Influencers did tweet/share this content, including million+ Facebook groups like “Hillary 4 Prison,” right-wing figures like Brian Kolfage, and a Republican running for congress in NJ.
— Renee DiResta (@noUpside) December 20, 2019
When it comes to disinformation in your country, what do you wish more people knew?
That it’s a nonpartisan issue. Anyone can run these operations, and they can be — and are — targeted at any group along the ideological spectrum. The topic is so heavily politicised in the United States because of how it manifested in the 2016 election, particularly the muddling of “interference” and “collusion”.
If you had access to any form of platform data, what would you want to know?
I’d like to see more anonymised comment data from unwitting-audience interactions with influence operation content. I think it would go a long way toward helping us understand impact.

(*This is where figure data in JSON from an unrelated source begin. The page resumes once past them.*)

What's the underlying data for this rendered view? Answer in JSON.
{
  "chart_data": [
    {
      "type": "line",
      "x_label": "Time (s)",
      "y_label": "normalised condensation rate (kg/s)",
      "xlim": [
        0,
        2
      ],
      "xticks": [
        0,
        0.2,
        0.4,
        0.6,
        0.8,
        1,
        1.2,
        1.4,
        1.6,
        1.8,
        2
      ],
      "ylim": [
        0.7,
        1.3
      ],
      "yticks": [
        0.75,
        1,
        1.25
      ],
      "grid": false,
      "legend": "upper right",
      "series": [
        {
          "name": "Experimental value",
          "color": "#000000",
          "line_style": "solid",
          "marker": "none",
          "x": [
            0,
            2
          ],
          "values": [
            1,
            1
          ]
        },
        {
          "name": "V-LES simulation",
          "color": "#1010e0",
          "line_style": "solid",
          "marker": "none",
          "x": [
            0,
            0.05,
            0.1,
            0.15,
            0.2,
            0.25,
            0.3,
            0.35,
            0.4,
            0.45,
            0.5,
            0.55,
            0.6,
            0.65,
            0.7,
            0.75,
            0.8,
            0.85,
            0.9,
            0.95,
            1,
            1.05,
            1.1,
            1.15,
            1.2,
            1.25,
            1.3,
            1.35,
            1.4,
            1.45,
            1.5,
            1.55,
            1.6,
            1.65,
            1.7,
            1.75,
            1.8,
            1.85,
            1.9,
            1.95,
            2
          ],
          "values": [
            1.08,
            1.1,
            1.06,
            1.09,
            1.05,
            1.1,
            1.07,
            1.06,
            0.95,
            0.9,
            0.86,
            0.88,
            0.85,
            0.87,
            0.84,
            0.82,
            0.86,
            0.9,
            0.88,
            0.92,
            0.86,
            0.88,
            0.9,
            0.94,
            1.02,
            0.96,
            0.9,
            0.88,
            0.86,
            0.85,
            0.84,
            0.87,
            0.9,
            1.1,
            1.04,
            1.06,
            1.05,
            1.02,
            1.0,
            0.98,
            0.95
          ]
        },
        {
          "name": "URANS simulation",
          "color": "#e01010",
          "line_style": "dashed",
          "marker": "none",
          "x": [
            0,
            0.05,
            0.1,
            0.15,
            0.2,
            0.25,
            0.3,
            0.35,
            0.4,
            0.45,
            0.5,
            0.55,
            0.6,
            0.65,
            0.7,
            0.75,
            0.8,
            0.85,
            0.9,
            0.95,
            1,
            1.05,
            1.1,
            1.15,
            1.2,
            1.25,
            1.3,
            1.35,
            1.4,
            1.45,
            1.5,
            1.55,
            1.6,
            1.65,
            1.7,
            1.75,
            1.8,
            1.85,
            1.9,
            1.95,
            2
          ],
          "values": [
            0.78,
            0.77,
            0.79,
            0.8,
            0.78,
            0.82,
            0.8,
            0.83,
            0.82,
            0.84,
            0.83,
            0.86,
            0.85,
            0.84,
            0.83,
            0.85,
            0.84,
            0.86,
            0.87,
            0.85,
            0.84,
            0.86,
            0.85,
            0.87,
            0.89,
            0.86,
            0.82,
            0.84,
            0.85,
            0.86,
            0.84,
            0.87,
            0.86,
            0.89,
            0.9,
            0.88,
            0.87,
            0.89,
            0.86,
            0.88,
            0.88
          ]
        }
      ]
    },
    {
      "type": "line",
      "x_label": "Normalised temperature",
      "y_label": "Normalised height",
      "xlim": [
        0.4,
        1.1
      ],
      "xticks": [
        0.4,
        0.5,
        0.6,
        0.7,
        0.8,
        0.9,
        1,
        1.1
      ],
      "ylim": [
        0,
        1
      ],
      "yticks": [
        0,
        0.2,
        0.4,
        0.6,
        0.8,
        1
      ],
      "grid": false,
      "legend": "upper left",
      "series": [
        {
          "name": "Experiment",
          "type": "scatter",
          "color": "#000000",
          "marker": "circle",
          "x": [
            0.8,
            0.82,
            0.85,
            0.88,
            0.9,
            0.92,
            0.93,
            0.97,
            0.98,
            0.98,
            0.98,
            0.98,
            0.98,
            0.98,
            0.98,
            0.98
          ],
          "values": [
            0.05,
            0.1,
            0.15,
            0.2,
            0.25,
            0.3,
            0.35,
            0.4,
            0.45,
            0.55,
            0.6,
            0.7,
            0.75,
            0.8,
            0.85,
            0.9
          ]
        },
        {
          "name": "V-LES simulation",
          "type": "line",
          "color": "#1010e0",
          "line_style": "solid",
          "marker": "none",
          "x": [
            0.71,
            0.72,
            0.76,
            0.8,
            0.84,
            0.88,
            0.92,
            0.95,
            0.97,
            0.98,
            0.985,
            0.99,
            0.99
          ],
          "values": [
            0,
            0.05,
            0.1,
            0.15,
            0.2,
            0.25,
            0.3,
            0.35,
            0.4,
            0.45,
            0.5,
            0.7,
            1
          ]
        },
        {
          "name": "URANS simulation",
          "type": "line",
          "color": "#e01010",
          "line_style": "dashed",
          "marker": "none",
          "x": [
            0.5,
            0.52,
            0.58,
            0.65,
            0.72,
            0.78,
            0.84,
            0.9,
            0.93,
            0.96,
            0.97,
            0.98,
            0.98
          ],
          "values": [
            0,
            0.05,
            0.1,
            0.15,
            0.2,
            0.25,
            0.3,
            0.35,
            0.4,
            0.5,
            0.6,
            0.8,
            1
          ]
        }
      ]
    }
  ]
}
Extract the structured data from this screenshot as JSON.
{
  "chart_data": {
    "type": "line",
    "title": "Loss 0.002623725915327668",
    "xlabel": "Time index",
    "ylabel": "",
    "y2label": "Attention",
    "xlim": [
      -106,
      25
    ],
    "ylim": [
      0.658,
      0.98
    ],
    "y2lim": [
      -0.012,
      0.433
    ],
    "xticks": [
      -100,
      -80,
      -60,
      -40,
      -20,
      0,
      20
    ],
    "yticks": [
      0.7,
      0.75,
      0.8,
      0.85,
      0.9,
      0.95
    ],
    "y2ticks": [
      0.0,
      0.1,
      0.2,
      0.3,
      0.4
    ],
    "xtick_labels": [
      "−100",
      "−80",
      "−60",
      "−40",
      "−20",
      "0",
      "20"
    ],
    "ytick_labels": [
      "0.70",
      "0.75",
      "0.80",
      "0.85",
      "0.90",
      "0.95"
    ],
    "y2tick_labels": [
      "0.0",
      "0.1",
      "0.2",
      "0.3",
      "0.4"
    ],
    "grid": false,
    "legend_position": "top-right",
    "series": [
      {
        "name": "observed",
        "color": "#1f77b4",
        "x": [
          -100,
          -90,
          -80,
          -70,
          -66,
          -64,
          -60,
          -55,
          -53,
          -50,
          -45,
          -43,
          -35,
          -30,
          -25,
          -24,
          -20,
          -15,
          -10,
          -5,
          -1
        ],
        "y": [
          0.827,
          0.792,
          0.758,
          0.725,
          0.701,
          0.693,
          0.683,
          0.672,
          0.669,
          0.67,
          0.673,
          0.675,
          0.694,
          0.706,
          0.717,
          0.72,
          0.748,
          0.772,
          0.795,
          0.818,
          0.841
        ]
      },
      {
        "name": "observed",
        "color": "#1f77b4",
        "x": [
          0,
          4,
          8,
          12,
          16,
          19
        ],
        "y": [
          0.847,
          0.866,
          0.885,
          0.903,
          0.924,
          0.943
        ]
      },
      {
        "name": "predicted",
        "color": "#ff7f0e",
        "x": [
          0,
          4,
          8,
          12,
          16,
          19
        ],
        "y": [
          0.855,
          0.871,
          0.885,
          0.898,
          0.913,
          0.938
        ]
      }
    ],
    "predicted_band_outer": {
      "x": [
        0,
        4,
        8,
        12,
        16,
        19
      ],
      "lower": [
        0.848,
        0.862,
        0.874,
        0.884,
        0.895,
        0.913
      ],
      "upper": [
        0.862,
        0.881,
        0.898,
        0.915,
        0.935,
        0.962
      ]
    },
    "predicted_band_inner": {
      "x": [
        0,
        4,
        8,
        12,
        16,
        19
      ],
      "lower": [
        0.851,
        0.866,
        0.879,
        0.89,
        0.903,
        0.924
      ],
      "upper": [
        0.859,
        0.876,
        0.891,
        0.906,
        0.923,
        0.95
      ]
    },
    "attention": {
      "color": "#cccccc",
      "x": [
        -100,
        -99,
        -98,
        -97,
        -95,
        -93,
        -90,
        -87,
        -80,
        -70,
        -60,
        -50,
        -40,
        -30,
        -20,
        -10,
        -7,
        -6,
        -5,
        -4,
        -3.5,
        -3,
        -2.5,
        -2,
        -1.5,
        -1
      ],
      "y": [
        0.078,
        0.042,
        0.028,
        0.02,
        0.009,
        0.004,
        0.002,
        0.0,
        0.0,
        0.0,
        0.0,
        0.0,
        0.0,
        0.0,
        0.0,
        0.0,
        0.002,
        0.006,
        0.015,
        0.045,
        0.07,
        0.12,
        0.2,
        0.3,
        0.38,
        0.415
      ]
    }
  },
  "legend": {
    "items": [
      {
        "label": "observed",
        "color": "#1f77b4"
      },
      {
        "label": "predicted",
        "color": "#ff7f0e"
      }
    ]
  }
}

Right now, researchers can see how many comments there are on a disinformation meme related to, say, voter suppression, but not what they are. Are people who are pushed this content skeptical? Are they receptive? Does this change over time if they follow a subversive propaganda page? We need to better understand whether exposure translates to an internalisation, entrenchment, or shift in views.
We are currently dependent on platforms to proactively share content related to inauthentic activity and some are extremely reluctant to provide any material that might violate privacy (or GDPR). A more formalised public-private structure to facilitate this type of security research would benefit everyone.
This interview was lightly edited and condensed for clarity.